Vin biologique : un marché en plein essor et un bassin pour l'emploi, plus que le secteur traditionnel !

50 %
La filière du vin bio nécessite 50 % de main d'oeuvre de plus que
celle traditionnelle.

Voici une étude qui va faire parler d'elle en cette fin de quinquennat plutôt terne sur le plan de l'emploi. Selon l'INRA/Sup Agro pour l'association SudVinBio, le marché de la viticulture biologique emploierait 50% de personnes de plus qu'un domaine de viticulture traditionnel et cela pour une même quantité de production. Avec déjà 60'000 postes dans le secteur du vin bio pour seulement 5% des exploitations viticoles françaises, la viticulture raisonnée sera-t-elle une mine d'or pour l'avenir sur le terrain de l'emploi ?

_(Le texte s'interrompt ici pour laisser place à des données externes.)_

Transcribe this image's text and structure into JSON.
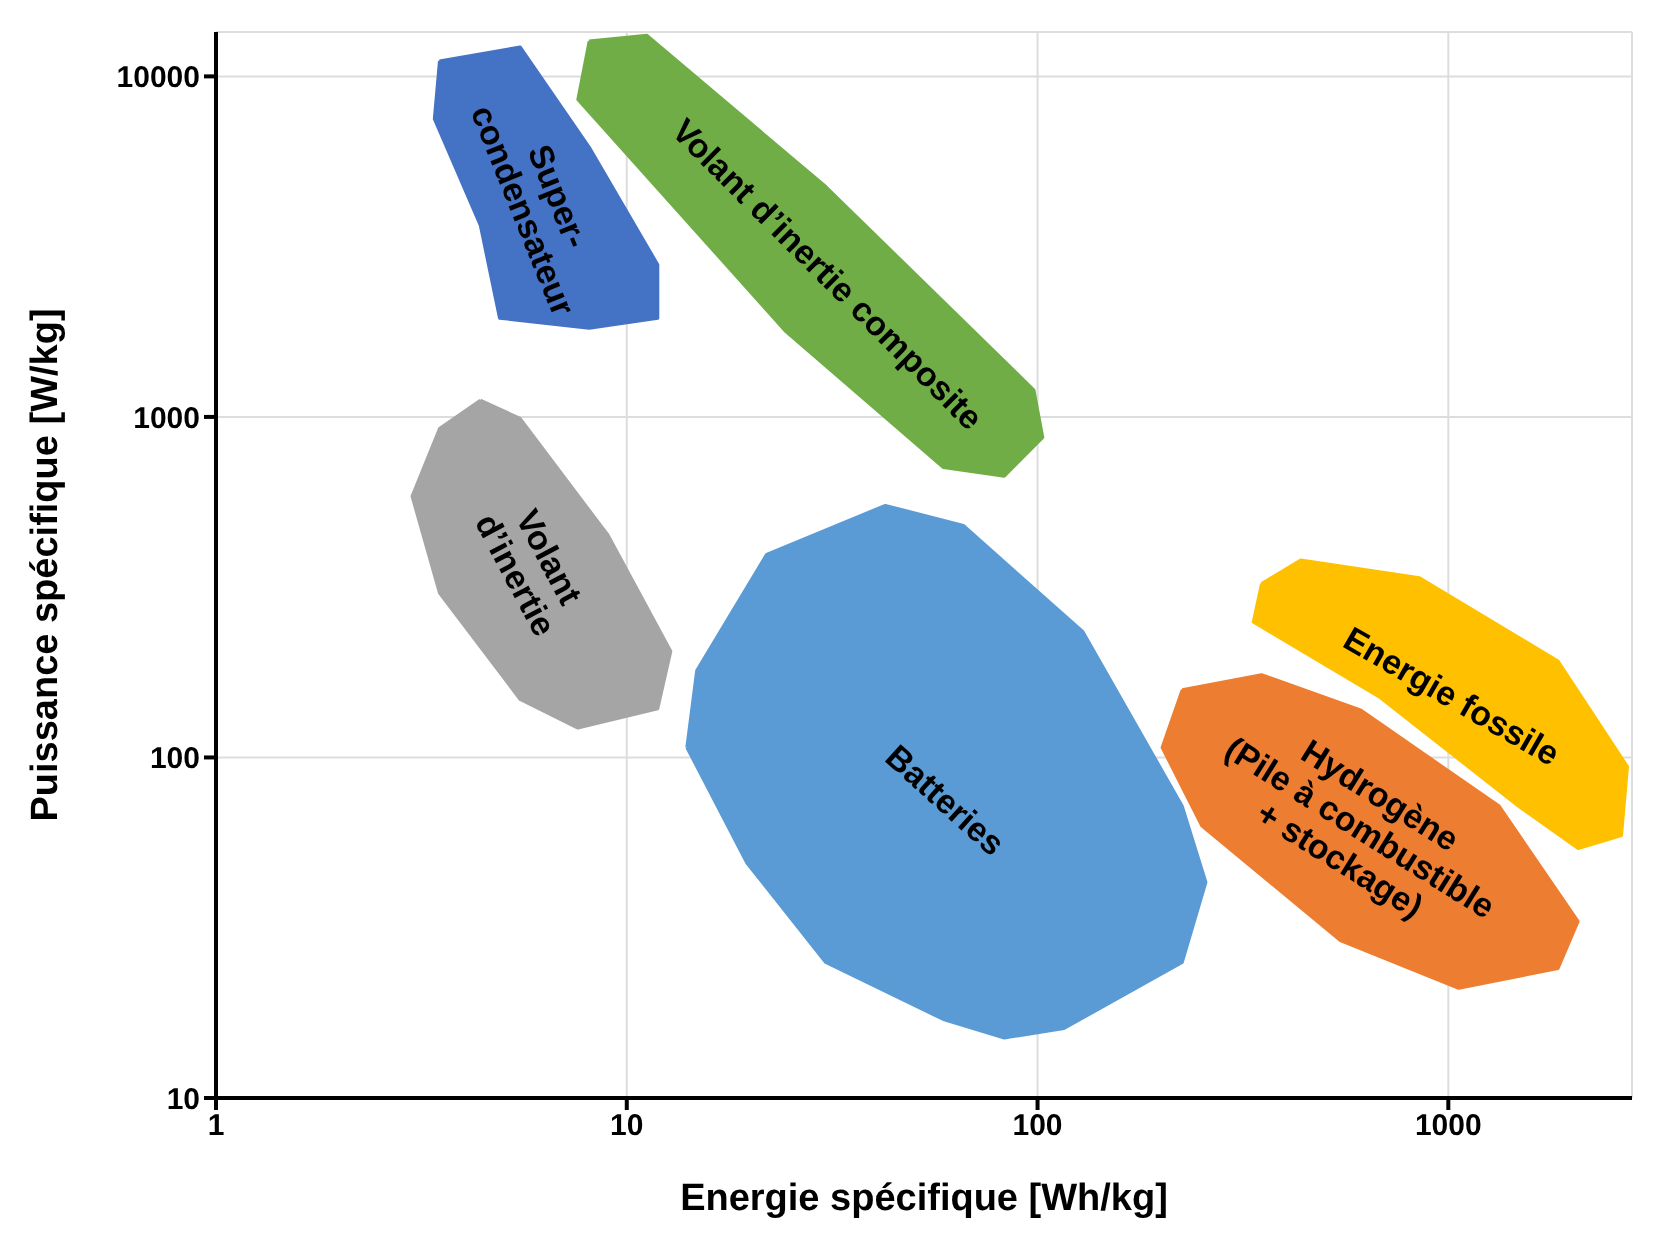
{
  "chart_data": {
    "type": "area",
    "xlabel": "Energie spécifique [Wh/kg]",
    "ylabel": "Puissance spécifique [W/kg]",
    "log": "xy",
    "grid": true,
    "marker": "none",
    "xlim": [
      1,
      2800
    ],
    "xticks": [
      1,
      10,
      100,
      1000
    ],
    "ylim": [
      10,
      13500
    ],
    "yticks": [
      10,
      100,
      1000,
      10000
    ],
    "series": [
      {
        "name": "Super-condensateur",
        "color": "#4472c4",
        "x": [
          3.5,
          5.5,
          8.1,
          11.9,
          11.9,
          8.1,
          4.9,
          4.4,
          3.4
        ],
        "values": [
          11100,
          12200,
          6200,
          2800,
          1950,
          1820,
          1950,
          3650,
          7500
        ]
      },
      {
        "name": "Volant d’inertie composite",
        "color": "#70ad47",
        "x": [
          8.1,
          11.2,
          30.5,
          98,
          103,
          83,
          59,
          24.4,
          7.6
        ],
        "values": [
          12700,
          13200,
          4750,
          1200,
          870,
          670,
          710,
          1780,
          8550
        ]
      },
      {
        "name": "Volant d’inertie",
        "color": "#a5a5a5",
        "x": [
          4.4,
          5.5,
          9.0,
          12.8,
          11.9,
          7.6,
          5.5,
          3.5,
          3.0,
          3.5
        ],
        "values": [
          1120,
          990,
          450,
          205,
          139,
          122,
          148,
          304,
          585,
          925
        ]
      },
      {
        "name": "Batteries",
        "color": "#5b9bd5",
        "x": [
          14,
          14.8,
          21.9,
          42.6,
          66,
          129,
          225,
          257,
          225,
          116,
          83,
          59,
          30.5,
          19.6
        ],
        "values": [
          107,
          180,
          395,
          550,
          480,
          234,
          72,
          43,
          25,
          16,
          15,
          17,
          25,
          49
        ]
      },
      {
        "name": "Energie fossile",
        "color": "#ffc000",
        "x": [
          351,
          437,
          851,
          1850,
          2730,
          2640,
          2070,
          1480,
          682,
          335
        ],
        "values": [
          324,
          380,
          337,
          192,
          94,
          59,
          54,
          72,
          150,
          250
        ]
      },
      {
        "name": "Hydrogène (Pile à combustible + stockage)",
        "color": "#ed7d31",
        "x": [
          225,
          351,
          611,
          1330,
          2070,
          1850,
          1060,
          546,
          251,
          201
        ],
        "values": [
          158,
          175,
          138,
          72,
          33,
          24,
          21,
          29,
          63,
          107
        ]
      }
    ]
  }
}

L'étude, relayée par LeParisien.fr dans cet article puis repris par le journal Médiapart apporte une lueur d'espoir et surtout un avenir radieux pour un secteur de notre agriculture française dans le mal être depuis plusieurs années. En effet, sur tous les plans, que ce soit en termes de nombre d'exploitations, de besoin humain pour sa production ou bien de qualité gustative, le vin bio semble être un marché sans la moindre faille.

Une explosion du nombre d'exploitations certifiées bio dans le domaine viticole depuis 15 ans !

Alors que l'on dénombrait un peu plus de 1100 exploitations certifiées bio dans le domaine du vin en 2001, ce chiffre a été multiplié par 4,6 depuis pour annoncer plus de 5200 exploitations en 2016, soit une croissance unique et incroyablement rapide qui confère à la culture du vin bio un statut singulier dans tout le domaine agricole.

Dans un article du Monde.fr daté de 2014, le journal affirmait que le volume de production de la viticulture bio avait triplé entre 2010 et 2014, il est inutile de rappeler que ce secteur connait une croissance sans précédent, mais pourrait créer encore bien plus d'emplois que l'on ne veut bien le croire.

évolutions de la viticulture biologique entre 2001 et 2016

Graphique représentant l'évolution de la viticulture bio entre 2001 et 2016, via un blog LeMonde.fr | Source originaire : Agence Bio

La viticulture bio recherche des profils qualifiés et à un besoin de main-d'oeuvre 50% plus élevé que dans le domaine traditionnel

Toujours selon l'étude réalisée conjointement par Sup Agro et l'INRA de Montpellier, l'agriculture biologique dans le vin, moins mécanisés que son homologue traditionnelle à des besoins plus importants de main-d'oeuvre, et génère donc beaucoup plus d'emplois. Là où un domaine viticole demande 1,2 personne dans la filière traditionnelle, ce chiffre se porte à 1,8 personne pour un domaine certifié biologique, soit un volume supérieur de 50% en faveur de l'agriculture bio. 

De plus, les profils recherchés ne se concentrent pas uniquement autour des saisonniers pendant la période des vendanges, mais demandent des compétences parfois très qualifiées autour du secteur de l'oenologie. Les professionnels indiquent par ailleurs que les formations actuellement proposées par les écoles agricoles sont très peu tournées vers le biologique et la main-d'oeuvre qualifiée manque cruellement...

Alors, le secteur du vin bio va-t-il permettre à la courbe du chômage de s'inverser ? Certainement pas à elle seule, mais elle pourrait toutefois y contribuer, et cela sur plusieurs dizaines d'années tout en permettant aux consommateurs de boire moins de sulfites et plus de bonne fermentation de nos raisins français.